With the sheer amount of capital flowing into the GCC (and mostly into the hands of a few wealthy individuals and sovereign wealth funds), there are probably good reasons why international investments are likely to be able to attract this capital (and benefits for the GCC from this occuring). However, the more that international investment opportunities are able to attract GCC capital, the slower the region will be to developing a domestic financial sector as well as capturing the spillover in other areas from regionally-focused investment firms.
The main impediment to the deployment of capital in the region is that there is still too much dependence on oil for a big chunk of the GDP in many of the GCC countries. Because of the large oil wealth (and relatively under-developed public goods like a proven legal system), there has not been as much progress on creating a private sector outside of the energy sector.

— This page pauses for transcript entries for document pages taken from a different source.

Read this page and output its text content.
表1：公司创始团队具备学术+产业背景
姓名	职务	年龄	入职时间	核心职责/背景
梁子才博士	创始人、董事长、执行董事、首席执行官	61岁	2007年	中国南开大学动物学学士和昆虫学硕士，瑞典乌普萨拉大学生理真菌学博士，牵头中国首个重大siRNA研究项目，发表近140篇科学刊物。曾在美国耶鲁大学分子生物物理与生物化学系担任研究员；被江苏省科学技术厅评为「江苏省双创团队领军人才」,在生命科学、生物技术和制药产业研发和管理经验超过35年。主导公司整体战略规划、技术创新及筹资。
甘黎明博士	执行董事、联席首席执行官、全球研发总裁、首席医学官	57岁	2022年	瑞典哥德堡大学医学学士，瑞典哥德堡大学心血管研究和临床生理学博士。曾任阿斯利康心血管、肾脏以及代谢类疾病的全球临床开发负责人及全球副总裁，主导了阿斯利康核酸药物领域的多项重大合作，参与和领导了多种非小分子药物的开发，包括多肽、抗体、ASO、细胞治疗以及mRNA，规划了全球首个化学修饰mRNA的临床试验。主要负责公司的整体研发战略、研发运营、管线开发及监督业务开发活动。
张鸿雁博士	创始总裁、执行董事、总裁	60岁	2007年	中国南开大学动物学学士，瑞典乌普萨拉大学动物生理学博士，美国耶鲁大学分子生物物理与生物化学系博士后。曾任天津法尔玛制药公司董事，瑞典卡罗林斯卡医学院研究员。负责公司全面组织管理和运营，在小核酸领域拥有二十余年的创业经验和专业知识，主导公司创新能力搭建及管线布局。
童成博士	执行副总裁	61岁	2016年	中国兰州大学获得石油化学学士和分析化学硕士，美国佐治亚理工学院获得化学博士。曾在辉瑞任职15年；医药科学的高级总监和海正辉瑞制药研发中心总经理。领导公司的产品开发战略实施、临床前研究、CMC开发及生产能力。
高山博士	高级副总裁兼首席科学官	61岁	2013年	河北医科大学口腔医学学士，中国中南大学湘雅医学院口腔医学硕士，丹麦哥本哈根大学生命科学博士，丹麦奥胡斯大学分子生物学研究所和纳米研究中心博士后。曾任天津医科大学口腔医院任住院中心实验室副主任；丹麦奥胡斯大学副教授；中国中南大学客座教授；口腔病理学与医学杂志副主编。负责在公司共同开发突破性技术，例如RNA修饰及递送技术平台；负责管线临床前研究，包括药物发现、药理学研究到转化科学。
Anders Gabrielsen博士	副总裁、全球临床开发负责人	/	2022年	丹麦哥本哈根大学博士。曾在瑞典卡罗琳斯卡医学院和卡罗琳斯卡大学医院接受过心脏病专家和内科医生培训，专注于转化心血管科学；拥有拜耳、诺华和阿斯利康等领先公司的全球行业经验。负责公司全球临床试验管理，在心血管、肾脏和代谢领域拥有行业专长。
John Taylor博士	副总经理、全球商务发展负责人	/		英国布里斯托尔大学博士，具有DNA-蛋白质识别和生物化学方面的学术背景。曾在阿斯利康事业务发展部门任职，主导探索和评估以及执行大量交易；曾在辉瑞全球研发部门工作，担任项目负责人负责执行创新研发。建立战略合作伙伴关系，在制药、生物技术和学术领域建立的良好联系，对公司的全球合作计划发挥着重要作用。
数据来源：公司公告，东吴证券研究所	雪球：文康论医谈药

Even within the energy industry, there has been a significant reliance on expatriate workers, which is fine on its own, but when combined with the underdeveloped private sector outside of energy, you see the levels of unemployment (particularly youth unemployment) which hurts future prospects for non-energy-related sectors.
Some countries have found industries in which they can grow; Bahrain (at least until the recent protests and martial law) had developed a large financial sector while Dubai developed itself as a real estate/tourism capital with a significant role in international trade through ifs port. However, each has its own limitations and does not on its own create a sustainable, diverse economy that would generate a diverse enough set of investment opportunities to keep more of the money generated from natural resources locally.
Then there is the financial sector locally, which does not have a stellar track record post-crisis (not alone in that regard in the financial industry). Too much of the money invested locally went into real estate, which created a bubble at least as significant as the subprime-fuelled bubble in the US (all real estate is local, so there were some exceptions). The key point for Islamic finance with this is that the real estate bubble did not have nearly the same conventional focus as it did in the U.S. The blow up in real estate (e.g. in Dubai) was due much more to sky high prices than it was to derivative products magnifying the extent of the growth in prices.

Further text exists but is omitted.